Consistent Responses
BananaJS enforces a single response contract across every handler. Every response — success or error — shares the same envelope, so clients parse responses the same way regardless of route.
The envelope
All responses carry three fields:
typescript
{
statusCode: 'success' | 'error' // always present
status: number // HTTP status code
message: string // human-readable label
data?: T // success only; omitted on errors
}Undefined fields are stripped before sending, so error responses never have a data key in the JSON.
Success responses
Via BaseController.ok()
The preferred path. Extend BaseController and call this.ok(res, message, data) from any handler:
typescript
import { Controller, Get, BaseController } from '@banana-universe/bananajs'
import type { Request, Response } from 'express'
@Controller('users')
export class UserController extends BaseController {
@Get(':id')
async getOne(req: Request, res: Response) {
const user = await UserService.findById(req.params.id)
return this.ok(res, 'User fetched', user)
}
}The signature:
typescript
protected ok<T>(res: Response, message: string, data: T): ResponseJSON output:
json
{
"statusCode": "success",
"status": 200,
"message": "User fetched",
"data": { "id": "1", "name": "Alice" }
}Via SuccessResponse directly
When you need more control (custom headers, use outside a BaseController):
typescript
import { SuccessResponse } from '@banana-universe/bananajs'
new SuccessResponse('Export ready', { fileId: 'abc' }).send(res, {
'x-export-id': 'abc',
})send(res, headers?) accepts an optional { [key: string]: string } headers map.
Paginated responses
PaginatedResponse<T> extends SuccessResponse<T> and adds pagination metadata.
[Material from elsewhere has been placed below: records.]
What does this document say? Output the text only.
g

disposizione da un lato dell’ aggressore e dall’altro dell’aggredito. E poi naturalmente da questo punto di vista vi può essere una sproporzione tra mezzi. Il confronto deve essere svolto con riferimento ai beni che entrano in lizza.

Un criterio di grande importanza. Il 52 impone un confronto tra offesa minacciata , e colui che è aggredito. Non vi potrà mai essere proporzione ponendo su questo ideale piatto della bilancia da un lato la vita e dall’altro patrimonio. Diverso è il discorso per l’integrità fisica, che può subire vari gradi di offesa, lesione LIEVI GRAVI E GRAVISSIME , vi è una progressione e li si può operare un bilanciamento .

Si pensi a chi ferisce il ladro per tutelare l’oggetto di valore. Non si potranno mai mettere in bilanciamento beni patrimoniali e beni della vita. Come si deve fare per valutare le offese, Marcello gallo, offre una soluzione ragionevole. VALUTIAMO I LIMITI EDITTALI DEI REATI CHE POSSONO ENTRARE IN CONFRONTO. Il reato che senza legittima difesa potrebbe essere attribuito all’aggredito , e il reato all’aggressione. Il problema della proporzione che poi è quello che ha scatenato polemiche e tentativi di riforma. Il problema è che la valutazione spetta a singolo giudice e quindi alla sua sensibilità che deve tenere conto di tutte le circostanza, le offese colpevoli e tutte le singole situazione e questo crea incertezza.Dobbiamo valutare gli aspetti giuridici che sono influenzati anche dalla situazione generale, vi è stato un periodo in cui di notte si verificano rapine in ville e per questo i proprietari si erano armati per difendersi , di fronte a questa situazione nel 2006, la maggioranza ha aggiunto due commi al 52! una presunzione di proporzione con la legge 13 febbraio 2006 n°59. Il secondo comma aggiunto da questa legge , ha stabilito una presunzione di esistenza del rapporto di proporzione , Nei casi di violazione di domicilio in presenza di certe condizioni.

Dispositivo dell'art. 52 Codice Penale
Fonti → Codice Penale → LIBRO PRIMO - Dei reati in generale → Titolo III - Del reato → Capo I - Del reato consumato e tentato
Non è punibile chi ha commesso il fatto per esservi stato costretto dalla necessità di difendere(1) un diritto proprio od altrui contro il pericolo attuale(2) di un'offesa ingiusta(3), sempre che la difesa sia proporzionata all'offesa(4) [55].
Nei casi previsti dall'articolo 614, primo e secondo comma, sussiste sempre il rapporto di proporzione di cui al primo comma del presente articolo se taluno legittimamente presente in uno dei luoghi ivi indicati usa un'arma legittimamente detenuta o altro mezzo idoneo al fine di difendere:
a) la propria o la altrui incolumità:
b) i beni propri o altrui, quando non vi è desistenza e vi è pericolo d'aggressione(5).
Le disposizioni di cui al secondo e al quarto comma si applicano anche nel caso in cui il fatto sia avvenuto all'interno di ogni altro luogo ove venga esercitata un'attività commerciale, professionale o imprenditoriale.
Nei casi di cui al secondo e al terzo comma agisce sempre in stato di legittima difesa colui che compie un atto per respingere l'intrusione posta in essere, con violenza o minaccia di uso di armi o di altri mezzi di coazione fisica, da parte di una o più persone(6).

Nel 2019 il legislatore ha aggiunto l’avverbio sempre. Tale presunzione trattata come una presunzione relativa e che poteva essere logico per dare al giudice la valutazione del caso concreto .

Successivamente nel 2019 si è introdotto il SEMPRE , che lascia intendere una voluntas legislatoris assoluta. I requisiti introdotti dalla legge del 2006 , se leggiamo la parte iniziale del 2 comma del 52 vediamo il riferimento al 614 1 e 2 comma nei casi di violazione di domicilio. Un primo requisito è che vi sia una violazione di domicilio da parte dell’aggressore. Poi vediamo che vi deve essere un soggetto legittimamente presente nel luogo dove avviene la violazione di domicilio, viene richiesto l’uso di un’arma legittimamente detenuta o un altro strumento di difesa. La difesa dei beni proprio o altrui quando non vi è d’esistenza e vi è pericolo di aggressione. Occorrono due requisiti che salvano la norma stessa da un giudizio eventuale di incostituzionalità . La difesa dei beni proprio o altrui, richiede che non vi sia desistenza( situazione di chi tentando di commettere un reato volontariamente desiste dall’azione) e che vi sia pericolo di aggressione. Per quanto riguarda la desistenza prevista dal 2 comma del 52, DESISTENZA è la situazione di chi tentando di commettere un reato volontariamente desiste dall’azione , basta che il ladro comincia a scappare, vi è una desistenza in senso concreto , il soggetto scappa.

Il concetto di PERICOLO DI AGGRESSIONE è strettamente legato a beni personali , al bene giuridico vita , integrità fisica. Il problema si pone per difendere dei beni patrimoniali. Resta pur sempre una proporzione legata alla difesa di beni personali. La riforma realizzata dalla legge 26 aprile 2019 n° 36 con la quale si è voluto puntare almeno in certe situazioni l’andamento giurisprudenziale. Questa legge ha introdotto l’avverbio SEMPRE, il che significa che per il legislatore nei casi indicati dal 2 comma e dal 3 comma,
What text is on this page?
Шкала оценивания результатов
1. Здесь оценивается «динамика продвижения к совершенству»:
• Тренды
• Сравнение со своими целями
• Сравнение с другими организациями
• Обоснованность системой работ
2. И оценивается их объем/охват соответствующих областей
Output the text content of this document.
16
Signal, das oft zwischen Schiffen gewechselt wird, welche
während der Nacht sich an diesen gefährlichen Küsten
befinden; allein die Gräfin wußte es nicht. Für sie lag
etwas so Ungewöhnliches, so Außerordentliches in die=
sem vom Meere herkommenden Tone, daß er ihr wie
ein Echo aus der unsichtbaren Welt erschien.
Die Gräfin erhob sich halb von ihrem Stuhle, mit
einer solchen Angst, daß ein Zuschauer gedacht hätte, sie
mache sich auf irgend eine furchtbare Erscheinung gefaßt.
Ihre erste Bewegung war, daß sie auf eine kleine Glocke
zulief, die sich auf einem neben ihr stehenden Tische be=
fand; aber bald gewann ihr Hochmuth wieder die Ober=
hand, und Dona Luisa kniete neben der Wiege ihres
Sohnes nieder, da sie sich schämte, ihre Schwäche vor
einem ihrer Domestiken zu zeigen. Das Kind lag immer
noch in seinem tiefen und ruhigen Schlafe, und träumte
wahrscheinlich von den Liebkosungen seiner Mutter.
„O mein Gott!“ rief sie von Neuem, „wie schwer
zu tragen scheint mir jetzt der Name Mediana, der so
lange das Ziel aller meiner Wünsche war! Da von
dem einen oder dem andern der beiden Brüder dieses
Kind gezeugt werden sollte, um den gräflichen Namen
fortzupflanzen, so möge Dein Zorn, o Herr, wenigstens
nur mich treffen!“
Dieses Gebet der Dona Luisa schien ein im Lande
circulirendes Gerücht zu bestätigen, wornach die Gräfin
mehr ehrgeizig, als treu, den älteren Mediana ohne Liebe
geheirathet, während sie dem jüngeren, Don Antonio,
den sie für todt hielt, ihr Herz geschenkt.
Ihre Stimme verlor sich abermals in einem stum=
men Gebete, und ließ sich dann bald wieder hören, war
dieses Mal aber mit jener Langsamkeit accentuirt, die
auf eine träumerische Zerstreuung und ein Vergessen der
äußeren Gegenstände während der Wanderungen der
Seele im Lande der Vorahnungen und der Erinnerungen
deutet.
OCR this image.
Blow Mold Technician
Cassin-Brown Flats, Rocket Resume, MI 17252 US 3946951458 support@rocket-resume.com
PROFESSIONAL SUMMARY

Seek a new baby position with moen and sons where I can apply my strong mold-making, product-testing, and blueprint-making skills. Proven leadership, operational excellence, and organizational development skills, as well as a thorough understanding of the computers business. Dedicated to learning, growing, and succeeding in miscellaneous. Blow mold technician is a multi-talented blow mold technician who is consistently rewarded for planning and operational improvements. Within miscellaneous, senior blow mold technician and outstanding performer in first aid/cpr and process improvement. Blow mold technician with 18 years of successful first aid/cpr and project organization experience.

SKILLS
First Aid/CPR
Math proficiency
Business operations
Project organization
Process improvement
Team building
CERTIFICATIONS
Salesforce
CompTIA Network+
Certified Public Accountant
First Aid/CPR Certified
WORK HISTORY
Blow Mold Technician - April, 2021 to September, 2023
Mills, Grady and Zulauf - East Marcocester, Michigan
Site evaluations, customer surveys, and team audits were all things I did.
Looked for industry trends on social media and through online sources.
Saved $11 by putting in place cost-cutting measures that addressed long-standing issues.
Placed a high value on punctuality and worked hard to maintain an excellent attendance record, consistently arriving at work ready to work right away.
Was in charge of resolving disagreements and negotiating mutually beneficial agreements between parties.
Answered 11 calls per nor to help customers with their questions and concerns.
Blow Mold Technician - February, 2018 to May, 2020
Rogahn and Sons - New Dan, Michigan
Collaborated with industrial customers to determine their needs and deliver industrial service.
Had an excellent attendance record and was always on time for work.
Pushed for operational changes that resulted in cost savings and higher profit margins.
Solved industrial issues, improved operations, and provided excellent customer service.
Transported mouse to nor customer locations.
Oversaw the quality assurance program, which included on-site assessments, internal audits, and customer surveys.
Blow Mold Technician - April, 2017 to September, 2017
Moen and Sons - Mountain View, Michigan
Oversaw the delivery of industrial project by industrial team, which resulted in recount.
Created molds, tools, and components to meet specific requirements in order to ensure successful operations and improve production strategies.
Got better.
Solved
Use it when returning list endpoints that support offset or cursor pagination. The shape and status code are identical to a plain success response — clients see the same outer envelope, with pagination fields appended inside data (or alongside it, depending on your list handler).
Error responses
Throw a typed error class
Throw any ApiError subclass from a handler. The ErrorMiddleware catches it and calls ApiError.handle() to produce the right response shape — you never call res.status().json() manually.
typescript
import { Controller, Get, BaseController, NotFoundError } from '@banana-universe/bananajs'
import type { Request, Response } from 'express'
@Controller('users')
export class UserController extends BaseController {
@Get(':id')
async getOne(req: Request, res: Response) {
const user = await UserService.findById(req.params.id)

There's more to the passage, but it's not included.